Charles offered his note-of-hand and his royal word.
He nothing common did or mean
Upon that memorable scene.
But the waiter refused them. And the five were compelled to leave the restaurant. There was a crowd round the door. When they had got clear of the crowd, one of their number was missing. It was Charles Marius.
The rest of the story is well known. Charles Marius escaped to St. Helena, and spent the rest of his life in collaborating with Dr. Gauden on a novel called “Eikon Basilike.” The failure of the execution preyed upon John Bradshaw’s mind, and in a fit of madness he wrote the time-tables which bear his name. Menenius Agrippa became a diner-out, and acquired the surname of “History,” because he always repeated himself. The Ambassador still lives in his castle in Spain.
Clio had finished. “Thank you so much,” said the other Muses.
II.
EUTERPE’S STORY: THE GIRL AND THE MINSTREL.

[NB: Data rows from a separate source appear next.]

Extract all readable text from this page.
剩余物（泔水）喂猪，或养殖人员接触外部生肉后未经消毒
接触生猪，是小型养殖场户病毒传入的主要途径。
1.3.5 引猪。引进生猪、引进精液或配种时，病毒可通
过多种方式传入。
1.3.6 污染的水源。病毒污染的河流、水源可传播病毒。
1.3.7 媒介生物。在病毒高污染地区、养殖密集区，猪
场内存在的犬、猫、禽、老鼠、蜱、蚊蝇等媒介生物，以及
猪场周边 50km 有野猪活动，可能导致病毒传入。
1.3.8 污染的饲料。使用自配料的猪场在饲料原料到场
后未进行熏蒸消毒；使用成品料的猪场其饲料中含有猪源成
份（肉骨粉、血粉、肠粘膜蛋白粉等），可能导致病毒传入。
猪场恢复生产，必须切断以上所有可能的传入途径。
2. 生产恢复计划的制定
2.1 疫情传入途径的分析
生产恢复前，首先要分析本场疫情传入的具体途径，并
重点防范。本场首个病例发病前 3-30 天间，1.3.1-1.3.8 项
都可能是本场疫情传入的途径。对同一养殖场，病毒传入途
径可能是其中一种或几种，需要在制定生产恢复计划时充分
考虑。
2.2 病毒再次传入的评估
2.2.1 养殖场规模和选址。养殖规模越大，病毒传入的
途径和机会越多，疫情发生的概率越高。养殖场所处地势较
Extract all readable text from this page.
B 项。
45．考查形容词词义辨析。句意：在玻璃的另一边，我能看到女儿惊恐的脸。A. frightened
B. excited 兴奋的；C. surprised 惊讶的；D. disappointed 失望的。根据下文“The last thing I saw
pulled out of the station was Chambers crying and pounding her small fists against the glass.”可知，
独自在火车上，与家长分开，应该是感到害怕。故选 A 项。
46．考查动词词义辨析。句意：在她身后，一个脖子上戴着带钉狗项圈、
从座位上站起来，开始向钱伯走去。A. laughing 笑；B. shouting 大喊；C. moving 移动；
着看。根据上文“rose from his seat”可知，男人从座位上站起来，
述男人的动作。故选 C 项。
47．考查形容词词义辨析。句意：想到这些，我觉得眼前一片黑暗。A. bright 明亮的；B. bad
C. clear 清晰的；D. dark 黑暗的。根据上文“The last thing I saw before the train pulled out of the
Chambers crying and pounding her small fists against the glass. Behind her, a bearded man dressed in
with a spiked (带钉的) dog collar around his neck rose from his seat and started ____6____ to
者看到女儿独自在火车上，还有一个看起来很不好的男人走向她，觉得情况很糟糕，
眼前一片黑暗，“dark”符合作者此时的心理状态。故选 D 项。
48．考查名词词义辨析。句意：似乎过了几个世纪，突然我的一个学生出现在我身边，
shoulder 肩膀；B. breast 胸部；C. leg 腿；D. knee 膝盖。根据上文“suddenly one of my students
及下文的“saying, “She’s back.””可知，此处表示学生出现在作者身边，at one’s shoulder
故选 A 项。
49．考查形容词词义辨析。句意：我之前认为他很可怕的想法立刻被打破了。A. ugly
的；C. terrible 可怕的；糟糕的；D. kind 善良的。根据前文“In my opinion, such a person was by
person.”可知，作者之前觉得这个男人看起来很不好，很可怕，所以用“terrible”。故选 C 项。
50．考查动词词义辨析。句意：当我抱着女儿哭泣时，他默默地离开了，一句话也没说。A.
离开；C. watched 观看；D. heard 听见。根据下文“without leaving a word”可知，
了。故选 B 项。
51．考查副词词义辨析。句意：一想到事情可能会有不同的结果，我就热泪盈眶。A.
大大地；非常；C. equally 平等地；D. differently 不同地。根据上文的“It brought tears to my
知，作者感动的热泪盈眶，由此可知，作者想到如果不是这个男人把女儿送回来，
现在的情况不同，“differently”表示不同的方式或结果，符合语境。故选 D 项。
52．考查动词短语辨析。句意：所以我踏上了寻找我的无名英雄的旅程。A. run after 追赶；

THERE was silence for a few moments. Erato, stretched lazily on the floor, looking up at the dim-lit roof of the cloud-chamber, let her pretty lips curve half-way to a smile, when she checked herself suddenly; she never could keep her thoughts still for a moment,—they flew from poor Clio’s story to a story of her own. She was thinking now of a hot summer night in Sicily, and of one who walked across the low hills, with flocks pattering softly after him, and seen but indistinctly in those fragrant moments when the evening touches the darkness. She thought of him. As he went, he piped a melody—a simple strain enough, but with one of those quaint refrains that nestle down in the memory of a man. Ah—and afterwards!